"De river got so low dat we would be tied up for 3 or 4 days before we could unload it. And we never made it to de port where we could unload it to send it to California. From dese ports you went by land with a covered wagon and oxen or mules. It would sometimes take 6 months to get to California from de time we left de river. My way would have been free because I could drive a team out to California. But I never got to go 'cause de river got so low. I quit de river work and done some farming for first one den another down in Ste. Genevieve County for a couple of years.
"Dey was just startin' up at Crystal City. Dere was lots in de paper about it. Now and den William Kimer, who was livin' in Jefferson County, wrote me to work for him. I would work for him from May to December durin' de wheat cuttin', thrashing, corn pullin' and wheat sowin'. Den dere was no more summer work, so Crystal City was just startin' up and dere was no railroad and dey got everything by boat and teams hauled de things from de river up to de plant. Sometimes there was from 50 to 60 farm teams down at de river haulin' de coal, brick, etc. for de company. Sometimes we would make $15 a day for de farmer man and he would pay me $10 a month and board. Den I went to Crystal City and worked 13 straight years. De most dat ever I got dere was five or six dollars a day. Dis would be about every three months w'en we tore down de furnace and built it back. At other times I would get about $4.50 a day. I done everything. Made mortar, carried de hod and brick and when quittin' time come you was tired. After I quit Crystal City I went down in Ste. Genevieve County and farmed and got married and had two children. My wife and one child, a little girl, is dead. I live here with my son and his wife. My son has been workin' for de St. Joe here for 12 or 13 years. I had to quit work when I lost my eye-sight.
"I was grubbin' hazel-nut bushes in dem rich bottoms in Ste. Genevieve County; and one day I was runnin' and fell down on a stob and it went through my left eye. Dis happened about 40 years ago. De other eye was good till I was 45 and den I had de loss of both eyes and been blind ever since. I'se been gettin' a blind pension for 22 years. It is $75 every three months.
"Dere is only one colored family here dat owns their house. All de others rent from the company. I vote at every presidential election, but dat's about all I ever do vote. I been votin' for every president election since I was 21 years old. From de beginning to de end it's always the same, the Republican ticket. Dey joke me a good deal around here 'bout voting one way.

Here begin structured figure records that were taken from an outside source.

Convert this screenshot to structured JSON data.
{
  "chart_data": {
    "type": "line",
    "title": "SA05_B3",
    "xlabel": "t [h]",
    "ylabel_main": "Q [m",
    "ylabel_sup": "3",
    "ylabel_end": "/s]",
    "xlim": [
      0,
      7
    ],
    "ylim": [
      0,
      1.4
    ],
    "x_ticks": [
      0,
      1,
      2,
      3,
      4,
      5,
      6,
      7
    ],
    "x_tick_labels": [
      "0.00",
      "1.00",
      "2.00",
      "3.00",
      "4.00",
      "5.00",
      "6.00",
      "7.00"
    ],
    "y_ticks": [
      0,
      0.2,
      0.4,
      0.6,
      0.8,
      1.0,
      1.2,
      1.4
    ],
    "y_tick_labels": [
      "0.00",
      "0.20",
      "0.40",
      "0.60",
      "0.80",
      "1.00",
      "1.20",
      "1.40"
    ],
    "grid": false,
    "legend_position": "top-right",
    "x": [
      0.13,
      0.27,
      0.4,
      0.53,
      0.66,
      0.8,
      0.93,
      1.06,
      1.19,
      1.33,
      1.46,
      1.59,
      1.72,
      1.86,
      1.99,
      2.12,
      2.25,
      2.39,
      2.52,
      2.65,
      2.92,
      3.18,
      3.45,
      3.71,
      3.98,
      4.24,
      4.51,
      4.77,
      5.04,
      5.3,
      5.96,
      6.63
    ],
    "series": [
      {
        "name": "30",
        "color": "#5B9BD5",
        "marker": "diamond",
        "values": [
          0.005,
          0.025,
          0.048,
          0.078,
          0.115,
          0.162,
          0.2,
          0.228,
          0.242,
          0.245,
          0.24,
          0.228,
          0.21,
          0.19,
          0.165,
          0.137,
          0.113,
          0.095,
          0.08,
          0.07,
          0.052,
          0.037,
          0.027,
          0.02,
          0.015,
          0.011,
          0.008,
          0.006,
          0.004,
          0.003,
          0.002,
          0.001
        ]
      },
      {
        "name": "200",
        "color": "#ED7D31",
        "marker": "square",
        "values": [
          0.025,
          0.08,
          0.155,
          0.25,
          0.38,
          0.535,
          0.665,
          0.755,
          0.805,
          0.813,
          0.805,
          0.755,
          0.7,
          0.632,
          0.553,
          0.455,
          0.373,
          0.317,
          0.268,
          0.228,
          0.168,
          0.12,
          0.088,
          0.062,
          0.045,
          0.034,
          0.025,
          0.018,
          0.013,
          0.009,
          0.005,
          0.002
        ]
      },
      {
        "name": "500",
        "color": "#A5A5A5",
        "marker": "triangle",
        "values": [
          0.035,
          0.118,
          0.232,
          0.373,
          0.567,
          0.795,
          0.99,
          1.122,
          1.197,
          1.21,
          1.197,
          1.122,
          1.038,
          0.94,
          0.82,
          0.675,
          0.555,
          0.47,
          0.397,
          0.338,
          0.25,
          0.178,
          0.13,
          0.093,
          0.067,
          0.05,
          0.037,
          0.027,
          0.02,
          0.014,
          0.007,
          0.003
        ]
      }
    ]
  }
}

"As I look back on it, people ought never to have been slaves. Dat was the low downest thing dat ever was. De first startin' of slavery was when a white man would go over to Africa and de people over dere was ignorant and de white man would hold up a pretty red handkerchief and trade it for one of de Negro women's children. De Negroes in Africa was too ignorant to know better and dis is de way slavery started. I always said like dis, when de older ones that knowed de things, dey ought have learned de slaves their names as dey was in Africa. Lots of us don't know what our grandparents was in Africa. Slavery didn't teach you nothin' but how to work and if you didn't work your back would tell it. Slavery taught you how to lie, too. Just like your master would tell you to go over and steal dat hog. Den de other master from who I stole de hog would say, 'Peter, why I've lost a hog; did you ever see him anywhere?' I would say, 'No, suh'. Of course if I did not lie I would get a whippin'.
"De white people did not want to put us in a state to ourselves after de freedom 'cause dey couldn't do without us. De colored people done come up too high now to back 'em and dey got a better chance. De conditions now of de colored people is of course better now 'cause dey is somebody. But every day dey is tryin' to starve us out and give de white man a job on de state road. Dey do dat to keep us down. Dat's done more now dan ever before. It's been worse since Roosevelt got in dere. When Highway 61 was put in from St. Louis down to Festus de colored man had a part to do. Since Roosevelt got in dey won't even let a colored man walk down de highway."
[Ed Craddock]
Interview with Ed Craddock,
Janitor, Saline County Court House,
Marshall, Missouri.
Veteran Janitor
Marshall, Missouri has a life-long negro citizen who was born in slavery, but was too young to remember actual slave conditions. He is Ed Craddock, born a few years before the Civil War, the son of slaves owned by leading pioneer families. Craddock lived through the hard days of reconstruction. His own father was a school building janitor in Marshall in the 1870's, and Ed Craddock was apprenticed under his sire, finally, upon death of the latter, succeeding to the job, which he has held for forty-seven years. Years ago he married and reared a large family. Craddock belongs to the Methodist Church, serving as "second minute-man", which he explains is something like a secretary, and also belongs to the Colored Masonic Lodge. Craddock's brother is a practicing physician in St. Louis.
"Stories told me by my father are vivid," Craddock said in an interview. "One especially, because of its cruelty. A slave right here in Marshall angered his master, was chained to a hemp-brake on a cold night and left to freeze to death, which he did. My father said slaves had to have a pass to go places. 'Patrollers' usually went in groups of three. If they caught a slave off his plantation without a pass the patrollers often would flog them."